Experts at KBB noted that the improving economy has helped push new car sales along.
"We've had a strong first half of the year with new-car sales up nearly 7 percent compared to the first half of last year," said Alec Gutierrez, senior market analyst of automotive insights for Kelley Blue Book. "The industry continues to benefit from modest improvements in housing, unemployment and consumer confidence."
A recent report from Edmunds.com agrees that June was a strong moth for the automotive industry, and experts indicated that the first half of the year was everything automakers could have asked for.
According to the report, the vehicle manufacturer with the most sales was General Motors, followed by Ford, Toyota, Chrysler, Honda, Hyundai/Kia, Nissan and VW/Audi.
"Within the last month we saw a slowing stock market and a stalled unemployment recovery, but the automotive market continues to shine through it all," says Edmunds.com Senior Analyst Jessica Caldwell. "The first half of 2013 was every bit as strong as the auto industry could expect at the beginning of the year, and there's no reason why the next six months can't maintain the same momentum."

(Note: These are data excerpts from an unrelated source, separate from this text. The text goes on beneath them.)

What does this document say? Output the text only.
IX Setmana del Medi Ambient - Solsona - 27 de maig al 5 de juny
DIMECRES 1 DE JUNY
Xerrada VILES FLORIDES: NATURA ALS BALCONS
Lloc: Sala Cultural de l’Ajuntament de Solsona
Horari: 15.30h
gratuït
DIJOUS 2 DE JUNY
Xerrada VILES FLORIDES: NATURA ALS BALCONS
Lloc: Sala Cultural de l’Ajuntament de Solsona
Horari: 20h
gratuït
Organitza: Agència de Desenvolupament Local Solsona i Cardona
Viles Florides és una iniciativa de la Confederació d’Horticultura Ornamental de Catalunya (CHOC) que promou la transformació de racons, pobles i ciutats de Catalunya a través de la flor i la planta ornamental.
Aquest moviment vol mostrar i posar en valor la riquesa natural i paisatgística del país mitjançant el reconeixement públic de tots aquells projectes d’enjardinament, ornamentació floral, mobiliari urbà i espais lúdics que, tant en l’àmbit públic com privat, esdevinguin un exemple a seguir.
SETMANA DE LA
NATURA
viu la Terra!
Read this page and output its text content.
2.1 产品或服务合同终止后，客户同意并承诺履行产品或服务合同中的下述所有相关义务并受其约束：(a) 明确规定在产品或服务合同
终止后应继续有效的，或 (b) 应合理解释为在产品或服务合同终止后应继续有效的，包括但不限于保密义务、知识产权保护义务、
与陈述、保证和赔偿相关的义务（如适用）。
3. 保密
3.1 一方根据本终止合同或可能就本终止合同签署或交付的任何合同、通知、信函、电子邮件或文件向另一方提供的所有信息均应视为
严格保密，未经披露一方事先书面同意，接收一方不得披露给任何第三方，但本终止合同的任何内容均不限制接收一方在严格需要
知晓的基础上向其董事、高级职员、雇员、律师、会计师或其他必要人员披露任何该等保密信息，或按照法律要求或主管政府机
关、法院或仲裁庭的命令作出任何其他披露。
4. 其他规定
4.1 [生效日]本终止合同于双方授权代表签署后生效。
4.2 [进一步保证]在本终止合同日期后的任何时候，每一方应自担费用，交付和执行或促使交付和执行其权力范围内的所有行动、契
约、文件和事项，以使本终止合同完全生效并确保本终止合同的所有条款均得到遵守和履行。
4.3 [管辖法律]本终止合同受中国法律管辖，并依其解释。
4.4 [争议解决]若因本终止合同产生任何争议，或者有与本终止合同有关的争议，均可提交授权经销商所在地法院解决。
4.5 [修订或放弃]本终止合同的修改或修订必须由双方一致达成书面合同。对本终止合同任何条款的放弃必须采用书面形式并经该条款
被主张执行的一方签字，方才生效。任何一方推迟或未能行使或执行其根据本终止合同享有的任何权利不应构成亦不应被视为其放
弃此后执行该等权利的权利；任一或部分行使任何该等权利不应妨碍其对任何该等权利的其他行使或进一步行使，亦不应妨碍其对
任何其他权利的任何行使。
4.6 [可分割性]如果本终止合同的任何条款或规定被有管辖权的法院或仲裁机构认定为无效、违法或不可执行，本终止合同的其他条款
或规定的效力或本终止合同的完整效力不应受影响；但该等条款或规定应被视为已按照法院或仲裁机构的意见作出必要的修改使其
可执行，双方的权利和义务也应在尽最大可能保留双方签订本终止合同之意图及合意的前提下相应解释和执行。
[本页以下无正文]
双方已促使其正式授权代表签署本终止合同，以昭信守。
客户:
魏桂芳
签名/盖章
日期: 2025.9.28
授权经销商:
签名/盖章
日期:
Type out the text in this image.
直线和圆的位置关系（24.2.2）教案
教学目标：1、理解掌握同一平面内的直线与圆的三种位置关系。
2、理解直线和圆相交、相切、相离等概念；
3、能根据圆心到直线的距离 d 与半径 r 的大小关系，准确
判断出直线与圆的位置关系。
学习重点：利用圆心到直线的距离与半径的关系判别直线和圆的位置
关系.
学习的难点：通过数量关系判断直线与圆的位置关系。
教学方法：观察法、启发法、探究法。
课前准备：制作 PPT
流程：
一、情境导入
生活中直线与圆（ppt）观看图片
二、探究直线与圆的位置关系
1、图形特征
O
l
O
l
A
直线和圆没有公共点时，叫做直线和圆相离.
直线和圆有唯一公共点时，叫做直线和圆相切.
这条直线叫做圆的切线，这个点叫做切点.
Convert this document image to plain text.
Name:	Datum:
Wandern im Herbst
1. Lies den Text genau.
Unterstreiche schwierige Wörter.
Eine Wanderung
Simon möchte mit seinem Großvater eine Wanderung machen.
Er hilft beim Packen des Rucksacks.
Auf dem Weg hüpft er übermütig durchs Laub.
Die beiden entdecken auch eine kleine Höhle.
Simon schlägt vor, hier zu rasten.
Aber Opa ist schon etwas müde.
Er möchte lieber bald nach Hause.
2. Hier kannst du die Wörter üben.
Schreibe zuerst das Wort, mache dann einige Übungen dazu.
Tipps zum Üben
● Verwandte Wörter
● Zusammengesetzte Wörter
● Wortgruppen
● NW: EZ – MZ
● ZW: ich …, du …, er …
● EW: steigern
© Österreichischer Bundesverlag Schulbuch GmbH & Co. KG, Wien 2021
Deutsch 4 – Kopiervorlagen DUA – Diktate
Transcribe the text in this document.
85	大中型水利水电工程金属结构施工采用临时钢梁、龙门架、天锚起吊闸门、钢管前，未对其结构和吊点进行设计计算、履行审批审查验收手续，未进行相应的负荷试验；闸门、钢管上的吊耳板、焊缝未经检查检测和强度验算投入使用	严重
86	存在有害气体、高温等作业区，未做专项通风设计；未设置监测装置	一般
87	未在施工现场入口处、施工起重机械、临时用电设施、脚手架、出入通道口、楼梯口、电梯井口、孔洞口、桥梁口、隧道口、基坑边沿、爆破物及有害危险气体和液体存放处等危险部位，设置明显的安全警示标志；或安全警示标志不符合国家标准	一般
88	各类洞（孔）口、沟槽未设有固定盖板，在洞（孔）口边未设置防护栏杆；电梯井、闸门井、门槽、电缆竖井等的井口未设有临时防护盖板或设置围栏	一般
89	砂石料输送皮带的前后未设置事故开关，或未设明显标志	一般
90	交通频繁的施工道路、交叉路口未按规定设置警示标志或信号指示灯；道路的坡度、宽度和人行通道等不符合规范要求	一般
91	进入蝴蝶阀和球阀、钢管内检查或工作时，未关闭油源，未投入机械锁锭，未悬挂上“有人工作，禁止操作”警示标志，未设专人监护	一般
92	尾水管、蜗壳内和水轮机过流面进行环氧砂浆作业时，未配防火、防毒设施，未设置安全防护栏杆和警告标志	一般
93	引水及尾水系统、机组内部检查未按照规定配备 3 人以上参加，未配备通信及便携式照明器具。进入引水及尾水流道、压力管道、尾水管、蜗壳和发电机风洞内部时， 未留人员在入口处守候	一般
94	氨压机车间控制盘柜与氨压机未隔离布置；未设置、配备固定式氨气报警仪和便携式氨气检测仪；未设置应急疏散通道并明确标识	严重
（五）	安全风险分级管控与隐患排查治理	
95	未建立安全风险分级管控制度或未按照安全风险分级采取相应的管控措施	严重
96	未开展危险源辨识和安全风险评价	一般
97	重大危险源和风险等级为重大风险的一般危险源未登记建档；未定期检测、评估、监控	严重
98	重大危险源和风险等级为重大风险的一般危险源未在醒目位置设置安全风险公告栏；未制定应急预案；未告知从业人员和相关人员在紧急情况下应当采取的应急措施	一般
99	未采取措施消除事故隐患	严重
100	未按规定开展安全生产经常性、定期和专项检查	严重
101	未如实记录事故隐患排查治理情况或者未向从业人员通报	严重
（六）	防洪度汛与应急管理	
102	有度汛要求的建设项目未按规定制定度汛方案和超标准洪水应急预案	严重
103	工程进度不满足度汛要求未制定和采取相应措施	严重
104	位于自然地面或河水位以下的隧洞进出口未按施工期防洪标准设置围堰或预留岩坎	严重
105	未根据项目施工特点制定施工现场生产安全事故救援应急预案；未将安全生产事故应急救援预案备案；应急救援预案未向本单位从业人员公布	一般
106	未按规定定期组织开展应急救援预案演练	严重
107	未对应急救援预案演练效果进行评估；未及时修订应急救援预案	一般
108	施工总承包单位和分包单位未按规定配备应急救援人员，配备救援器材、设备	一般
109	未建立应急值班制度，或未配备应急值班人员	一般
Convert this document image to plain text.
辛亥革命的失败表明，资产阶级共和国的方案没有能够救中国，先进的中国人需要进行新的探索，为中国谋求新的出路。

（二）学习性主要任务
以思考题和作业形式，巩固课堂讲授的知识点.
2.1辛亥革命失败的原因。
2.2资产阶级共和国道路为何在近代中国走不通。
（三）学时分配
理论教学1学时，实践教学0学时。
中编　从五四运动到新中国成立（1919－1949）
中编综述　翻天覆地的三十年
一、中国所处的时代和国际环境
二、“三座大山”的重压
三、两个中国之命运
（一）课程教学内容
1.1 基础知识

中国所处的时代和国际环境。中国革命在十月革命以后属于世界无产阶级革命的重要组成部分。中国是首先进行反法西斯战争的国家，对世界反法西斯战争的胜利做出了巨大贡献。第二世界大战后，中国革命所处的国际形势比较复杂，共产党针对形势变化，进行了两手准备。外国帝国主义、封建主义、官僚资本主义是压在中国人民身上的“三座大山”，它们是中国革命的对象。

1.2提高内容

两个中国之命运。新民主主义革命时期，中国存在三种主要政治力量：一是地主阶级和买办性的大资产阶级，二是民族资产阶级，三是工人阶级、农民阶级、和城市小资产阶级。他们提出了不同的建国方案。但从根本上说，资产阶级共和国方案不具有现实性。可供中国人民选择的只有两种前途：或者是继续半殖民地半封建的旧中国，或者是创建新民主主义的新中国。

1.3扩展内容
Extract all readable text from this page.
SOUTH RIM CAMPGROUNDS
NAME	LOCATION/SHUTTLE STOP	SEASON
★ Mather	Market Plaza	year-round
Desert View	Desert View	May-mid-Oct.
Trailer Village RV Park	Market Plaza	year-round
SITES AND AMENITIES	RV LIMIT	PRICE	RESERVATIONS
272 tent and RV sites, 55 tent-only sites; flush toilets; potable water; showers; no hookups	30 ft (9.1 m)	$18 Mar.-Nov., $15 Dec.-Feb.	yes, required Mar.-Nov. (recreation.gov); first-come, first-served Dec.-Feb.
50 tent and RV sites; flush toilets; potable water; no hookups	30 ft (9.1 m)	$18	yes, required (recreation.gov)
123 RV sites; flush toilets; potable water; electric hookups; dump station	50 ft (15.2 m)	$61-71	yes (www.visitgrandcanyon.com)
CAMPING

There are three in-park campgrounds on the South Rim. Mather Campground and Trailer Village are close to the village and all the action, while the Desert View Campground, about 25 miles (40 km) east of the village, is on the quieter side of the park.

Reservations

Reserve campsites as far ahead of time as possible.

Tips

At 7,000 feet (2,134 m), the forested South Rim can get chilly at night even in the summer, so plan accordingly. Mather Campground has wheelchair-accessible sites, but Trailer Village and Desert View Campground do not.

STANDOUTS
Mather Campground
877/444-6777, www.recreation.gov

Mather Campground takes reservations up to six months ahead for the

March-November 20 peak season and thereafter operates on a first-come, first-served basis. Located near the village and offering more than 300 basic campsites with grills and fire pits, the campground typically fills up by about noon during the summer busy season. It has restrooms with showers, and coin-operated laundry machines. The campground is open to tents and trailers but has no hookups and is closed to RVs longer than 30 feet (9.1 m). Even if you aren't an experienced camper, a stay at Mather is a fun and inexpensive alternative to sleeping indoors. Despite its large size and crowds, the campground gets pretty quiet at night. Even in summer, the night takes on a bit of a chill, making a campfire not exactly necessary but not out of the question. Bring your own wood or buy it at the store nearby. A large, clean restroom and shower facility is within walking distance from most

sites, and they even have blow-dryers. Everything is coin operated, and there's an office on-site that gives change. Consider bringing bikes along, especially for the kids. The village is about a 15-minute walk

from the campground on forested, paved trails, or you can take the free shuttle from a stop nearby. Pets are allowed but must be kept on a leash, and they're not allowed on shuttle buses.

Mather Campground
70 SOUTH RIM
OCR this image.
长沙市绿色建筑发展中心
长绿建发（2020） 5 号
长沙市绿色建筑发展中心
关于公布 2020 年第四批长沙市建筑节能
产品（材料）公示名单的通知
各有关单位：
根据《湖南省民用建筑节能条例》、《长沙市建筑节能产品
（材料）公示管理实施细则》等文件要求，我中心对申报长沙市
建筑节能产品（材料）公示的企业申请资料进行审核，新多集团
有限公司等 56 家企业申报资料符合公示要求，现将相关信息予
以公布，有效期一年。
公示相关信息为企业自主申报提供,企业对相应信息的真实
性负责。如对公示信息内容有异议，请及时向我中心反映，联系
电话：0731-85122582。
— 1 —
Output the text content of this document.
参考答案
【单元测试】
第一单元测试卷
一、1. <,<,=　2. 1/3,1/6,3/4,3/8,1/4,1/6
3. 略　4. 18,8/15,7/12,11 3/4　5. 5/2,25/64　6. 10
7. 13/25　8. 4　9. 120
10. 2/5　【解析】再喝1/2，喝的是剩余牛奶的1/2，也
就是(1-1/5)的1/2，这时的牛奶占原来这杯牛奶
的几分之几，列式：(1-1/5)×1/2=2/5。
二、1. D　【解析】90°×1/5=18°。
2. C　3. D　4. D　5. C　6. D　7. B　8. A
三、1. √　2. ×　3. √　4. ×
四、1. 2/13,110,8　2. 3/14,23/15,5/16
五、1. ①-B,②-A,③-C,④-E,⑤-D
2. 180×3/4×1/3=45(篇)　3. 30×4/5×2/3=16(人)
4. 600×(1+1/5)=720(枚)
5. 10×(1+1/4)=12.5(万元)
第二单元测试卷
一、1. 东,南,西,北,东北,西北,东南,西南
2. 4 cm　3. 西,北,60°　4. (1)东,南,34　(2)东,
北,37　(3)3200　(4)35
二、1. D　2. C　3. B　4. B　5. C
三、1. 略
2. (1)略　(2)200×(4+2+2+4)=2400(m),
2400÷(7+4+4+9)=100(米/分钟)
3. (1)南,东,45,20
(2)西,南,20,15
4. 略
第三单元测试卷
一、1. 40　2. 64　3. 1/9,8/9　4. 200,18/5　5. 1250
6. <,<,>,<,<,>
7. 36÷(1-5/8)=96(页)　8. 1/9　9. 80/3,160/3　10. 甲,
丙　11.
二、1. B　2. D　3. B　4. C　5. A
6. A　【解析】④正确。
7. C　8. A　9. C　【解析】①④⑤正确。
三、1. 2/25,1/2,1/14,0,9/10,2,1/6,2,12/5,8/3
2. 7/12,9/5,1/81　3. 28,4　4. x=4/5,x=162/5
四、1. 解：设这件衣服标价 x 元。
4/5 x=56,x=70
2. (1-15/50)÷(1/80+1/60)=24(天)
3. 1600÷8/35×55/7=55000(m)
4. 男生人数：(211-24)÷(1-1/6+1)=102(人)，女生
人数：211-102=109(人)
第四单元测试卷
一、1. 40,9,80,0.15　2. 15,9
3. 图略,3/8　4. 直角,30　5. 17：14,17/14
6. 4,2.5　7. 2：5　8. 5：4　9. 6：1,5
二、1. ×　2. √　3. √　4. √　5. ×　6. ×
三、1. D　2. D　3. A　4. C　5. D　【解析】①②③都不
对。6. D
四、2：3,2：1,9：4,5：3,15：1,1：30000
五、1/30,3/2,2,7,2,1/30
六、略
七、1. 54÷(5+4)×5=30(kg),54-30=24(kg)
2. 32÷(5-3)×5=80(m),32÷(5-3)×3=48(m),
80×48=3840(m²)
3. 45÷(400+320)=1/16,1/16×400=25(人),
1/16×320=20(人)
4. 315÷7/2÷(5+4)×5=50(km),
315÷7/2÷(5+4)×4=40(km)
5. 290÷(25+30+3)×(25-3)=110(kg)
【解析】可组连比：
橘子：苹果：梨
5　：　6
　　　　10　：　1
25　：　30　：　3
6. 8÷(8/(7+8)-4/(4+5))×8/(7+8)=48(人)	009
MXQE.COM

More vehicles means more repairs
As the automotive industry continues to see pent-up demand driving sales, more buyers will need to keep their vehicles maintained.
Vehicle service centers should look to target these new vehicle owners with a sound marketing campaign. Whether it's through a social media, emailing or mailing strategy, professional service centers can try to secure customers for the long-term by appealing to customers who recently bought a vehicle. These campaigns should highlight the importance of preventative maintenance and how it can extend the life of a vehicle.
Even while vehicle sales are coming in at a strong pace, automobiles on the road are still as old as they have ever been. As more consumers are poised to make purchases, professional service centers should target these buyers by stressing the importance of preventative maintenance and not to just come into a shop when the vehicle has a problem but in order to avoid a problem from occurring.